The median ( ${Q}_{2}$ ) divides the data set into two parts, the upper set and the lower set. The lower quartile ( ${Q}_{1}$ ) is the median of the lower half, and the upper quartile ( ${Q}_{3}$ ) is the median of the upper half.

Example:

Find ${Q}_{1}$ , ${Q}_{2}$ , and ${Q}_{3}$ for the following data set, and draw a box-and-whisker plot.

$\left\{2,6,7,8,8,11,12,13,14,15,22,23\right\}$

There are $12$ data points. The middle two are $11$ and $12$ . So the median, ${Q}_{2}$ , is $11.5$ .

The "lower half" of the data set is the set $\left\{2,6,7,8,8,11\right\}$ . The median here is $7.5$ . So ${Q}_{1}=7.5$ .

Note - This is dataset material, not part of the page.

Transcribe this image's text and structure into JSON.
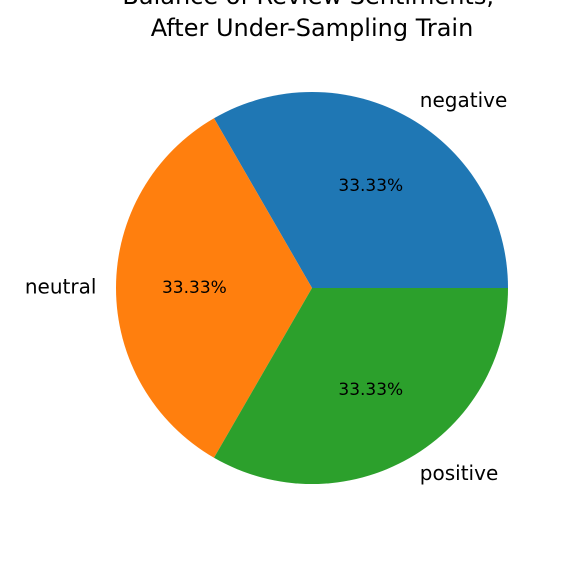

The "upper half" of the data set is the set $\left\{12,13,14,15,22,23\right\}$ . The median here is $14.5$ . So ${Q}_{3}=14.5$ .

A box-and-whisker plot displays the values ${Q}_{1}$ , ${Q}_{2}$ , and ${Q}_{3}$ , along with the extreme values of the data set ( $2$ and $23$ , in this case): A box & whisker plot shows a "box" with left edge at ${Q}_{1}$ , right edge at ${Q}_{3}$ , the "middle" of the box at ${Q}_{2}$ (the median) and the maximum and minimum as "whiskers".

Note that the plot divides the data into $4$ equal parts. The left whisker represents the bottom $25%$ of the data, the left half of the box represents the second $25%$ , the right half of the box represents the third $25%$ , and the right whisker represents the top $25%$ .

Outliers

If a data value is very far away from the quartiles (either much less than ${Q}_{1}$ or much greater than ${Q}_{3}$ ), it is sometimes designated an outlier . Instead of being shown using the whiskers of the box-and-whisker plot, outliers are usually shown as separately plotted points.

The standard definition for an outlier is a number which is less than ${Q}_{1}$ or greater than ${Q}_{3}$ by more than $1.5$ times the interquartile range ( $\text{IQR}={Q}_{3}-{Q}_{1}$ ). That is, an outlier is any number less than ${Q}_{1}-\left(1.5×\text{IQR}\right)$ or greater than ${Q}_{3}+\left(1.5×\text{IQR}\right)$ .

Example:

Find ${Q}_{1}$ , ${Q}_{2}$ , and ${Q}_{3}$ for the following data set. Identify any outliers, and draw a box-and-whisker plot.

$\left\{5,40,42,46,48,49,50,50,52,53,55,56,58,75,102\right\}$

There are $15$ values, arranged in increasing order. So, ${Q}_{2}$ is the ${8}^{\text{th}}$ data point, $50$ .

${Q}_{1}$ is the ${4}^{\text{th}}$ data point, $46$ , and ${Q}_{3}$ is the ${12}^{\text{th}}$ data point, $56$ .

The interquartile range $\text{IQR}$ is ${Q}_{3}-{Q}_{1}$ or $56-47=10$ .

Now we need to find whether there are values less than ${Q}_{1}-\left(1.5×\text{IQR}\right)$ or greater than ${Q}_{3}+\left(1.5×\text{IQR}\right)$ .

${Q}_{1}-\left(1.5×\text{IQR}\right)=46-15=31$

${Q}_{3}+\left(1.5×\text{IQR}\right)=56+15=71$

Since $5$ is less than $31$ and $75$ and $102$ are greater than $71$ , there are $3$ outliers.

The box-and-whisker plot is as shown. Note that $40$ and $58$ are shown as the ends of the whiskers, with the outliers plotted separately.